Johnson and his counterparts internationally are impervious to scientific argument, let alone moral appeal. They are responding to the threat they fear from below by doubling down on their murderous agenda, strengthening the state apparatus, restricting freedom of speech, and encouraging the growth of far-right movements. The fascistic layers mobilised by Donald Trump in the invasion of the Capitol Building, Marine Le Pen’s National Rally in France, and the Alternative for Germany (AfD) all advance an anti-lockdown/anti-vaccination agenda, mobilising sections of the middle class and small business owners facing ruin at the hands of Europe’s governments against the working class.

Defeating the pandemic is not primarily a medical question. It must be fought politically. The only social force which can impose the necessary measures to curb the pandemic, defeat the onslaught on jobs, wages and conditions and halt the descent into trade and military conflict is the international working class.

Workers’ resistance is growing internationally, involving Italian public sector workers, wildcat strikes by French teachers against in-person teaching, industrial action against plant closures in Spain, the action of educators in Chicago, US, and Sao Paulo, Brazil, and ongoing strikes against British Gas and Manchester and London bus companies. But this must be given conscious organisational and political direction.
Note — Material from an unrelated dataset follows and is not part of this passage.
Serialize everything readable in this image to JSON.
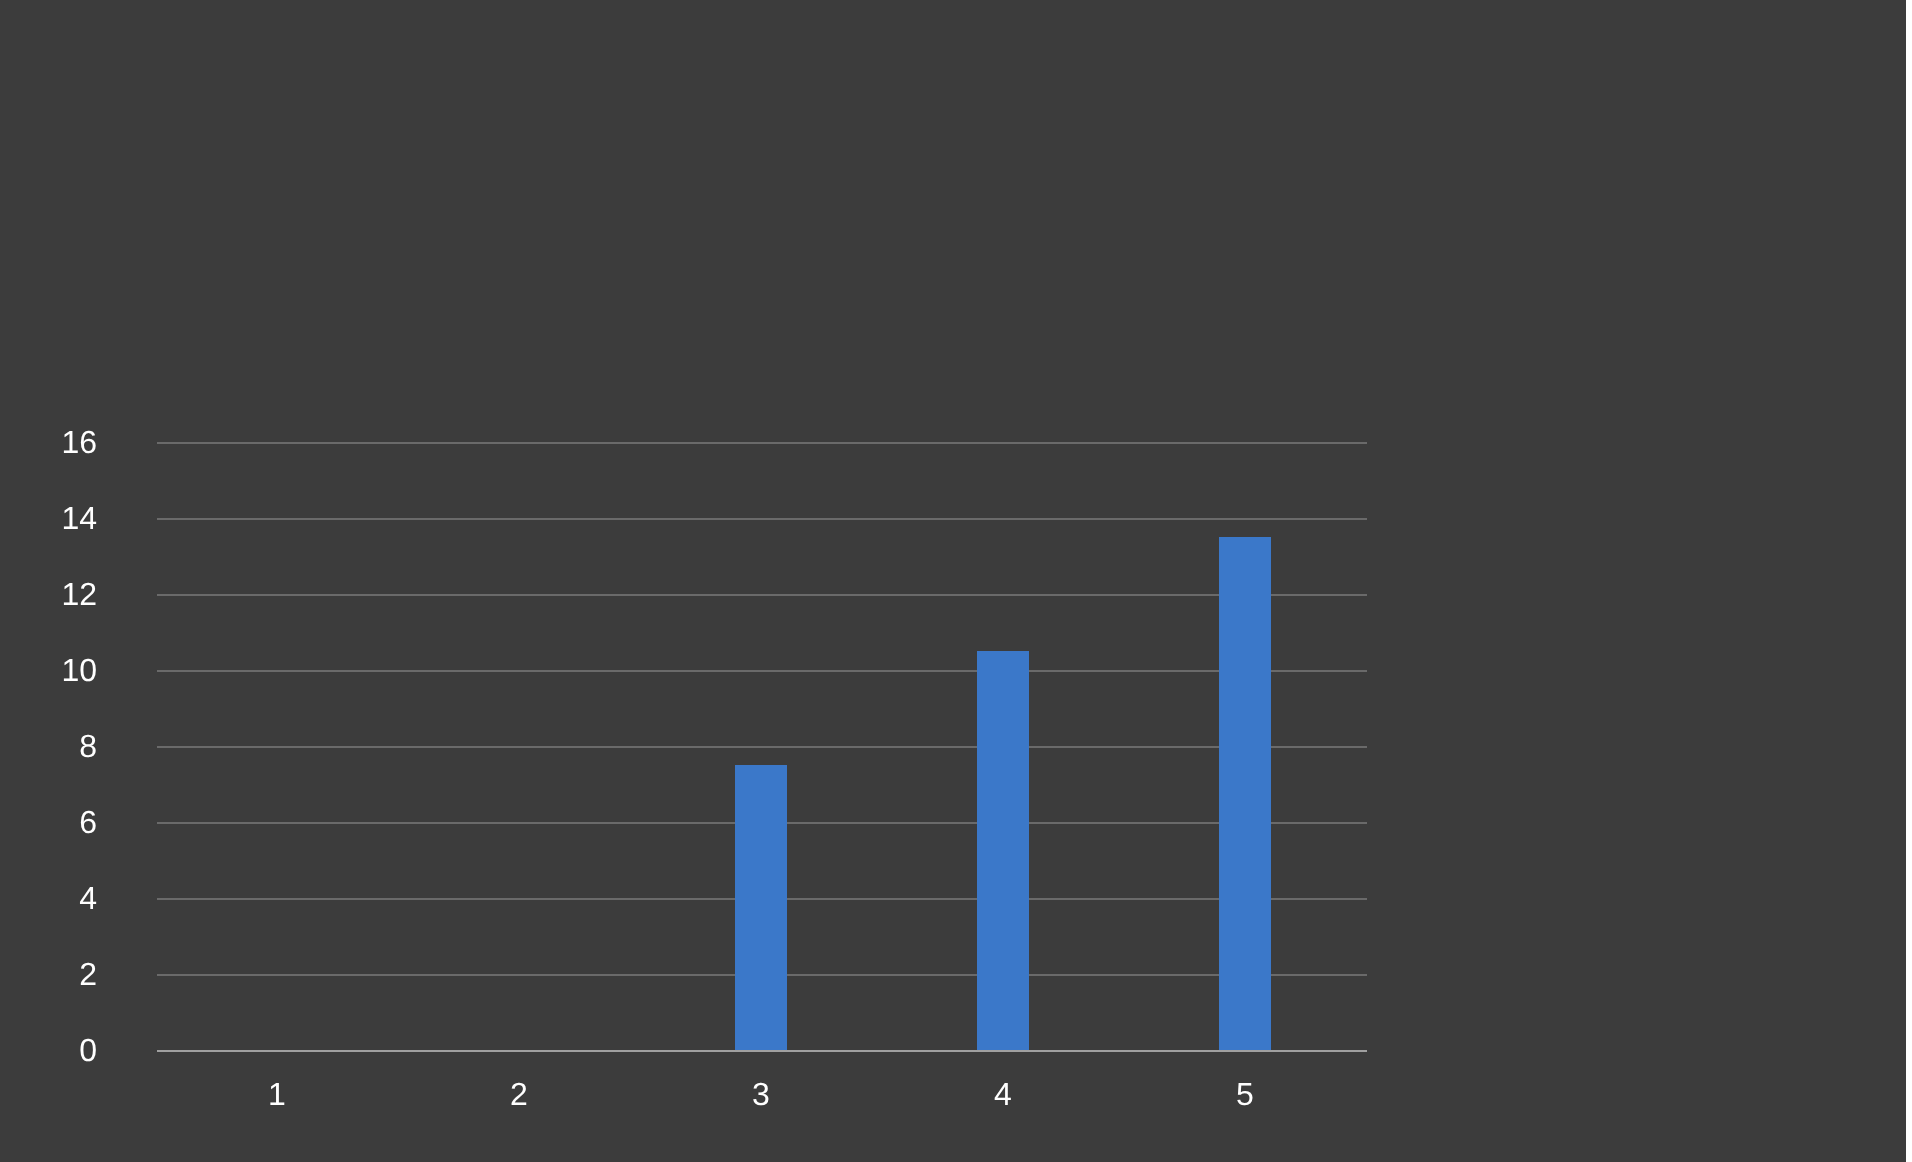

The Labour Party and trade unions have been revealed as bitter enemies of the working class. The trade unions have functioned throughout the pandemic as a police force for the government and corporations. After signing-off on Chancellor Rishi Sunak’s bailouts of big business, the Trades Union Congress provided the government with a document on “A trade union approach… on how to manage the mass return to work.” Since then, the unions have suppressed any action against the threat to workers’ lives posed by COVID-19.

Labour, initially under Jeremy Corbyn and then Sir Keir Starmer, has acted as a de facto coalition partner with the Tories in its drive to reopen schools and workplaces. Corbyn was told of the government’s herd immunity strategy in private discussions and kept silent. Starmer dedicated himself to “constructive opposition”, a policy best summed up by his insistence, in the Daily Mail, that schools should be opened “no ifs, no buts”.
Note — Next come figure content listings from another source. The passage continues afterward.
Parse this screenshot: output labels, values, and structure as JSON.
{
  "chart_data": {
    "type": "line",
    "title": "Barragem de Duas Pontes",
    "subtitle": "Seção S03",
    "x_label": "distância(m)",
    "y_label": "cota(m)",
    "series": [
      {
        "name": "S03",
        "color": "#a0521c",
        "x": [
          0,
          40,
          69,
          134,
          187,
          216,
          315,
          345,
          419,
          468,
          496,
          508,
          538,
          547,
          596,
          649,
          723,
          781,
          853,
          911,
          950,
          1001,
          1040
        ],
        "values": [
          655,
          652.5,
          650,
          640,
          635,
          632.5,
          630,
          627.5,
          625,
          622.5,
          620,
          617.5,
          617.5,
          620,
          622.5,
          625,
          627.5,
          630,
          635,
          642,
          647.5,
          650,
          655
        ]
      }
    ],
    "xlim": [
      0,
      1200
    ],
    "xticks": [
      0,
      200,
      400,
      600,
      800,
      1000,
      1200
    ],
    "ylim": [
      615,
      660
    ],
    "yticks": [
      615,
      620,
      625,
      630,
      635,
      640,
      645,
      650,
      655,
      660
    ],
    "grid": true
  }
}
The pandemic has acted as a trigger event, bringing into sharp focus for millions of people around the world the bankruptcy of the entire social and economic order and all its political defenders. New organisations of class struggle and a new socialist leadership must be built.
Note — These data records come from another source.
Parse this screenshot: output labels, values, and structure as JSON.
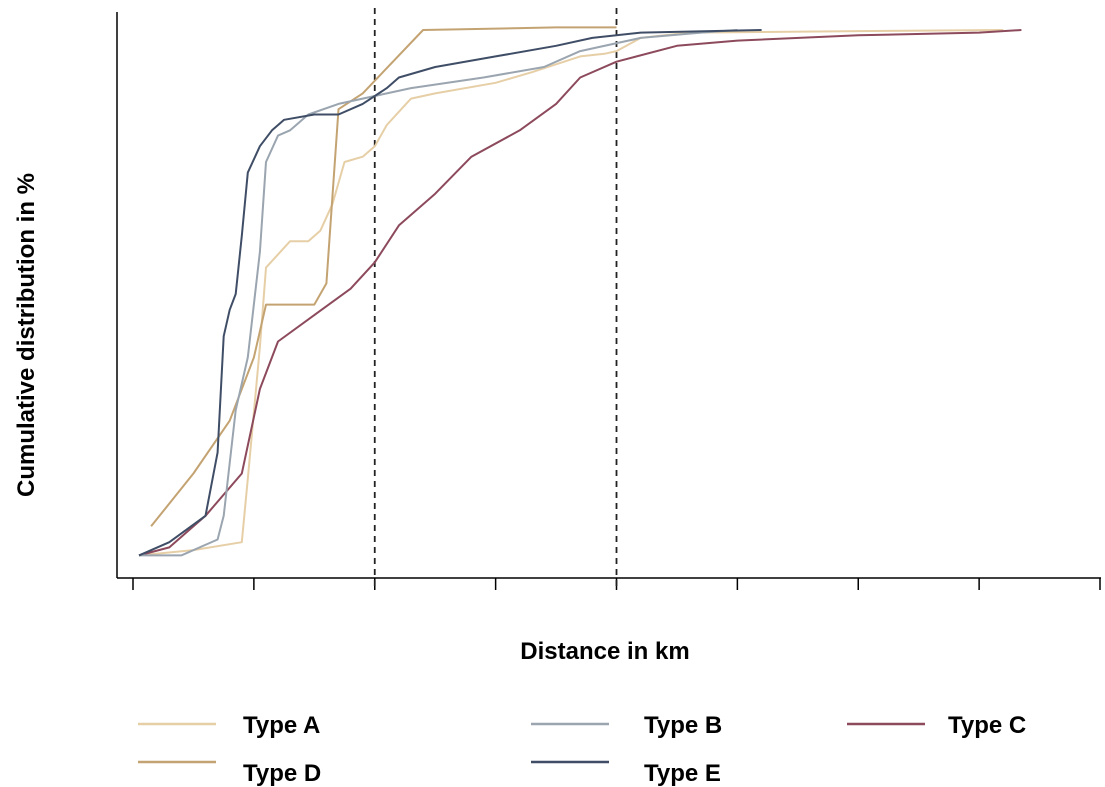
{
  "chart_data": {
    "type": "line",
    "subtype": "cumulative-distribution",
    "title": "",
    "xlabel": "Distance in km",
    "ylabel": "Cumulative distribution in %",
    "x_ticks": 9,
    "x_tick_labels": [],
    "y_tick_labels": [],
    "xlim": [
      0,
      8
    ],
    "ylim": [
      0,
      100
    ],
    "reference_lines_x": [
      2,
      4
    ],
    "grid": false,
    "legend_placement": "bottom",
    "series": [
      {
        "name": "Type A",
        "color": "#E6CFA6",
        "points": [
          [
            0.05,
            0.5
          ],
          [
            0.5,
            1.5
          ],
          [
            0.9,
            3
          ],
          [
            0.95,
            15
          ],
          [
            1.05,
            40
          ],
          [
            1.1,
            55
          ],
          [
            1.3,
            60
          ],
          [
            1.45,
            60
          ],
          [
            1.55,
            62
          ],
          [
            1.65,
            67
          ],
          [
            1.75,
            75
          ],
          [
            1.9,
            76
          ],
          [
            2.0,
            78
          ],
          [
            2.1,
            82
          ],
          [
            2.3,
            87
          ],
          [
            2.5,
            88
          ],
          [
            3.0,
            90
          ],
          [
            3.3,
            92
          ],
          [
            3.7,
            95
          ],
          [
            3.9,
            95.5
          ],
          [
            4.0,
            96
          ],
          [
            4.2,
            98.5
          ],
          [
            4.6,
            99.5
          ],
          [
            6.0,
            99.8
          ],
          [
            7.2,
            100
          ]
        ]
      },
      {
        "name": "Type B",
        "color": "#9AA5B0",
        "points": [
          [
            0.05,
            0.5
          ],
          [
            0.4,
            0.5
          ],
          [
            0.7,
            3.5
          ],
          [
            0.75,
            8
          ],
          [
            0.8,
            18
          ],
          [
            0.85,
            28
          ],
          [
            0.95,
            38
          ],
          [
            1.05,
            58
          ],
          [
            1.1,
            75
          ],
          [
            1.2,
            80
          ],
          [
            1.3,
            81
          ],
          [
            1.45,
            84
          ],
          [
            1.7,
            86
          ],
          [
            2.1,
            88
          ],
          [
            2.3,
            89
          ],
          [
            2.9,
            91
          ],
          [
            3.4,
            93
          ],
          [
            3.7,
            96
          ],
          [
            4.2,
            98.5
          ],
          [
            4.7,
            99.5
          ],
          [
            5.0,
            100
          ]
        ]
      },
      {
        "name": "Type C",
        "color": "#8C4A5C",
        "points": [
          [
            0.05,
            0.5
          ],
          [
            0.3,
            2
          ],
          [
            0.6,
            8
          ],
          [
            0.9,
            16
          ],
          [
            1.05,
            32
          ],
          [
            1.2,
            41
          ],
          [
            1.5,
            46
          ],
          [
            1.8,
            51
          ],
          [
            2.0,
            56
          ],
          [
            2.2,
            63
          ],
          [
            2.5,
            69
          ],
          [
            2.8,
            76
          ],
          [
            3.2,
            81
          ],
          [
            3.5,
            86
          ],
          [
            3.7,
            91
          ],
          [
            4.0,
            94
          ],
          [
            4.5,
            97
          ],
          [
            5.0,
            98
          ],
          [
            6.0,
            99
          ],
          [
            7.0,
            99.5
          ],
          [
            7.35,
            100
          ]
        ]
      },
      {
        "name": "Type D",
        "color": "#C4A372",
        "points": [
          [
            0.15,
            6
          ],
          [
            0.5,
            16
          ],
          [
            0.8,
            26
          ],
          [
            1.0,
            38
          ],
          [
            1.1,
            48
          ],
          [
            1.4,
            48
          ],
          [
            1.5,
            48
          ],
          [
            1.6,
            52
          ],
          [
            1.7,
            85
          ],
          [
            1.9,
            88
          ],
          [
            2.4,
            100
          ],
          [
            3.5,
            100.5
          ],
          [
            4.0,
            100.5
          ]
        ]
      },
      {
        "name": "Type E",
        "color": "#3F4E66",
        "points": [
          [
            0.05,
            0.5
          ],
          [
            0.3,
            3
          ],
          [
            0.6,
            8
          ],
          [
            0.7,
            20
          ],
          [
            0.75,
            42
          ],
          [
            0.8,
            47
          ],
          [
            0.85,
            50
          ],
          [
            0.9,
            61
          ],
          [
            0.95,
            73
          ],
          [
            1.05,
            78
          ],
          [
            1.15,
            81
          ],
          [
            1.25,
            83
          ],
          [
            1.5,
            84
          ],
          [
            1.7,
            84
          ],
          [
            1.9,
            86
          ],
          [
            2.1,
            89
          ],
          [
            2.2,
            91
          ],
          [
            2.5,
            93
          ],
          [
            3.0,
            95
          ],
          [
            3.5,
            97
          ],
          [
            3.8,
            98.5
          ],
          [
            4.2,
            99.5
          ],
          [
            5.2,
            100
          ]
        ]
      }
    ]
  },
  "legend": {
    "items": [
      {
        "label": "Type A",
        "color": "#E6CFA6"
      },
      {
        "label": "Type B",
        "color": "#9AA5B0"
      },
      {
        "label": "Type C",
        "color": "#8C4A5C"
      },
      {
        "label": "Type D",
        "color": "#C4A372"
      },
      {
        "label": "Type E",
        "color": "#3F4E66"
      }
    ]
  }
}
For workers to defend their lives and livelihoods, the Socialist Equality Party (SEP) calls for the formation of rank-and-file committees in every workplace, networked across Britain and internationally, and independent of the trade unions. These committees must reject all calls to sacrifice in the “national interest” and fight uncompromisingly for the needs of the working class.

Their first task must be to secure a full lockdown of non-essential production and the implementation of strict safety protocols in genuinely essential sectors, until the rollout of the vaccine is complete, and a rigorous test and trace system implemented. All workers forced to stay at home and small businesses required to close must receive full income support, with all jobs safeguarded.

Against the claim that there is no money for these measures, rank-and-file committees must advance a programme for the expropriation of big business and the financial oligarchs. The fortunes of the super-rich pandemic profiteers and assets of the major corporations must be seized, to be managed democratically by the working class to meet social need, not private profit.

A global pandemic requires a globally coordinated solution. The efforts of the ruling class to pit worker against worker as they seek control of the world’s markets and resources must be countered by the socialist unification of the working class. This demands the fight for a European-wide general strike and the taking of political power by the working class in a United Socialist States of Europe. Joining and building the Socialist Equality Party will provide the leadership to carry forward this life and death struggle.